In August 2020, Neville Christopher Brooks, a legal permanent U.S. resident from Jamaica, was unlawfully detained by the Marion County Sheriff’s Office (MCSO) in Florida — not for any alleged criminal activity or for any legitimate immigration enforcement concerns but solely because he was born in Jamaica.
Although an officer from U.S. Immigration and Customs Enforcement (ICE) confirmed to multiple Marion County employees that Brooks was not subject to any immigration detention request, the sheriff’s office continued his detention long after he posted bond and should have been released.
The Southern Poverty Law Center and co-counsel filed a federal lawsuit against the Marion County sheriff and one of his deputies. It challenges Brooks’ unlawful detention and the MCSO’s discriminatory policy of detaining and referring all foreign-born individuals, or those perceived as foreign-born, to ICE, even if they are American citizens or otherwise lawfully in this country.

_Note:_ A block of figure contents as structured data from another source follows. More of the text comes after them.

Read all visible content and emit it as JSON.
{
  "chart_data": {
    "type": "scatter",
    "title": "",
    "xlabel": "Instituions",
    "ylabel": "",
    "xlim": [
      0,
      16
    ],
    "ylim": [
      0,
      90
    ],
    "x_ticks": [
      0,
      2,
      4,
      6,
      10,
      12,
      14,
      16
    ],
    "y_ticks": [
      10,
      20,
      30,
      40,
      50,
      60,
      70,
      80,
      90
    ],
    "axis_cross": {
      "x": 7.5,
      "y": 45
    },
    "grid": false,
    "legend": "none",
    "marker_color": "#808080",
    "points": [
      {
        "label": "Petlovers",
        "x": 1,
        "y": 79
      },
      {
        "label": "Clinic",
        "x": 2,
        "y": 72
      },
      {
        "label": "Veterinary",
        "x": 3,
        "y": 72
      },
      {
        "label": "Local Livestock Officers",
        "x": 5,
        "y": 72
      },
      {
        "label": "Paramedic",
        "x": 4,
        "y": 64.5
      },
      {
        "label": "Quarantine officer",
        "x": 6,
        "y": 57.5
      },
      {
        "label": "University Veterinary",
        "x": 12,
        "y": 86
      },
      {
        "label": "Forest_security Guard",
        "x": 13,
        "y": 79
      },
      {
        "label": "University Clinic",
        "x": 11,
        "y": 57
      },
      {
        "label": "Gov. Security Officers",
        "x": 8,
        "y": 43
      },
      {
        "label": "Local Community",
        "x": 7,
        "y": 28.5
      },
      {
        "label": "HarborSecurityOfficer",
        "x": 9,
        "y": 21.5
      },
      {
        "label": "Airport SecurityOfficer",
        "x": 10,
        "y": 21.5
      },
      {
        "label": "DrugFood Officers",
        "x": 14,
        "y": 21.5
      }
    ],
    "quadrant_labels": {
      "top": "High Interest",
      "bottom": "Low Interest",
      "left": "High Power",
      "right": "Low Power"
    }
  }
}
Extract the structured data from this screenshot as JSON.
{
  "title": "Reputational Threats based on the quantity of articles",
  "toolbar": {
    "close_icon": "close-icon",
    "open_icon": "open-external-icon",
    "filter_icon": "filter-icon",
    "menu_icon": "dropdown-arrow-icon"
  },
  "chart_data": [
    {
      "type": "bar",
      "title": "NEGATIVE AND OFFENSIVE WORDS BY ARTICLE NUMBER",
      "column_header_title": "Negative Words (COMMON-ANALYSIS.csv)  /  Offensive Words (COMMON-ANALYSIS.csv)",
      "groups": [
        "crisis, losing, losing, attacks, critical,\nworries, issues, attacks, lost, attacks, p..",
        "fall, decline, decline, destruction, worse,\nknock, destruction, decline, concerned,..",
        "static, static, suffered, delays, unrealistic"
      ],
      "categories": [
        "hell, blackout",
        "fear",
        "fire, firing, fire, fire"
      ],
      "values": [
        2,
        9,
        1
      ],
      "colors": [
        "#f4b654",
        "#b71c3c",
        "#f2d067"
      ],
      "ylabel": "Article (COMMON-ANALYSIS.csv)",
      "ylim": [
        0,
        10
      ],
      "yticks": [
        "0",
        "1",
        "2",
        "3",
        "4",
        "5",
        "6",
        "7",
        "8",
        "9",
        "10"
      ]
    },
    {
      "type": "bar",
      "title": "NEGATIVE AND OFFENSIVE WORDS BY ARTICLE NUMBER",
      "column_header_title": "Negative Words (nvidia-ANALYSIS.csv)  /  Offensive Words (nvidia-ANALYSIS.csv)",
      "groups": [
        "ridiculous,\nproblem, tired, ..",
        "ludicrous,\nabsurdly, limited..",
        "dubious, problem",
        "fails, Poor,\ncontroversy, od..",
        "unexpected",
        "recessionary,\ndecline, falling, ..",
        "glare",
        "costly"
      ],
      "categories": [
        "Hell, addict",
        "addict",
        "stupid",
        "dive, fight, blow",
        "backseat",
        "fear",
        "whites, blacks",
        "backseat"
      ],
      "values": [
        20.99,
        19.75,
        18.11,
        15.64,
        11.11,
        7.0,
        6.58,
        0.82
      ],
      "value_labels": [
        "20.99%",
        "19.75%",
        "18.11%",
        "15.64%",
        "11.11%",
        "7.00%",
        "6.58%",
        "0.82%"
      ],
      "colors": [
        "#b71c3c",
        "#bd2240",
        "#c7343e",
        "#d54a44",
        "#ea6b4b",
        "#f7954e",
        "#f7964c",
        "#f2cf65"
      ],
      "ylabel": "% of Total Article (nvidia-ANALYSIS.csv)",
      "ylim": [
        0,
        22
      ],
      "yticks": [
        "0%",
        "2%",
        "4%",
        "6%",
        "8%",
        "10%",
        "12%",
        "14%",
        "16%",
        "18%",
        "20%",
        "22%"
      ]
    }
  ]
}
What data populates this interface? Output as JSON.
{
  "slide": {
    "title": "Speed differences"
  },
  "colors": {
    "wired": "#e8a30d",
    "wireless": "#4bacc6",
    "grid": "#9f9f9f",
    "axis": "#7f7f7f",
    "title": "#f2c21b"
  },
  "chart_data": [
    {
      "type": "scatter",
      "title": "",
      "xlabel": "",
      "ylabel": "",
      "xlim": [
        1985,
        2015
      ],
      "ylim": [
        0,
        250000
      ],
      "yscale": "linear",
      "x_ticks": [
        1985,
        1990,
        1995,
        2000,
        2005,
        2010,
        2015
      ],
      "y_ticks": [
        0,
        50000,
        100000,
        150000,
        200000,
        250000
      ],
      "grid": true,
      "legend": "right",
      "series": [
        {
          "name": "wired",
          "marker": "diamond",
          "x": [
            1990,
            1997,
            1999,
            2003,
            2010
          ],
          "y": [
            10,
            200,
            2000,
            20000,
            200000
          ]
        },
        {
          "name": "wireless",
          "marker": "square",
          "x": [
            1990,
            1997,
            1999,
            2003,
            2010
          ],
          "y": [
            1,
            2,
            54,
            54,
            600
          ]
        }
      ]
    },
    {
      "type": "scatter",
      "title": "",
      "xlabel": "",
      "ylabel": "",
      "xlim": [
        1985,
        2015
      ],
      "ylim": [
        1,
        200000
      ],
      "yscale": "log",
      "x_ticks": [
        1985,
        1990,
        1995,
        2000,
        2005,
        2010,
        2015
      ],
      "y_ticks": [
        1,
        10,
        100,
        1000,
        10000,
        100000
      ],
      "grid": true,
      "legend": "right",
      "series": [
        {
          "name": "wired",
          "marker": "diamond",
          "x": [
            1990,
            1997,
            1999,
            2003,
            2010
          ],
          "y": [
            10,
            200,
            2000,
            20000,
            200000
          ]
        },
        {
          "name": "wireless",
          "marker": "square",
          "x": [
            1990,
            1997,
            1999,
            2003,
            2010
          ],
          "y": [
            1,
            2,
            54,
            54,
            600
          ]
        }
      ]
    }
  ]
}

The MCSO initially detained Brooks for a misdemeanor, which was later dismissed. After he posted a $100 bond, officers told Brooks that the MCSO was keeping him detained for ICE, even though the federal agency specifically told the sheriff’s office that Brooks was not subject to any immigration detention request. The Marion County resident was held behind bars for an additional night in a crowded jail during the COVID-19 pandemic. Five days later, he was diagnosed with COVID-19 in a hospital emergency room.
The suit contends that the sheriff’s office had no legal basis to detain Brooks once he posted bond. The sheriff and his deputies never discussed his citizenship or immigration status with him, nor did they receive any detainer request or warrant from ICE. They simply profiled him and continued his detention, solely based on his presumed foreign birth, even though jail records showed that he had a valid Social Security number and Florida commercial driver’s license, neither of which he could have gotten unless he was lawfully in the U.S.
The lawsuit seeks damages and injunctive and declaratory relief for Brooks.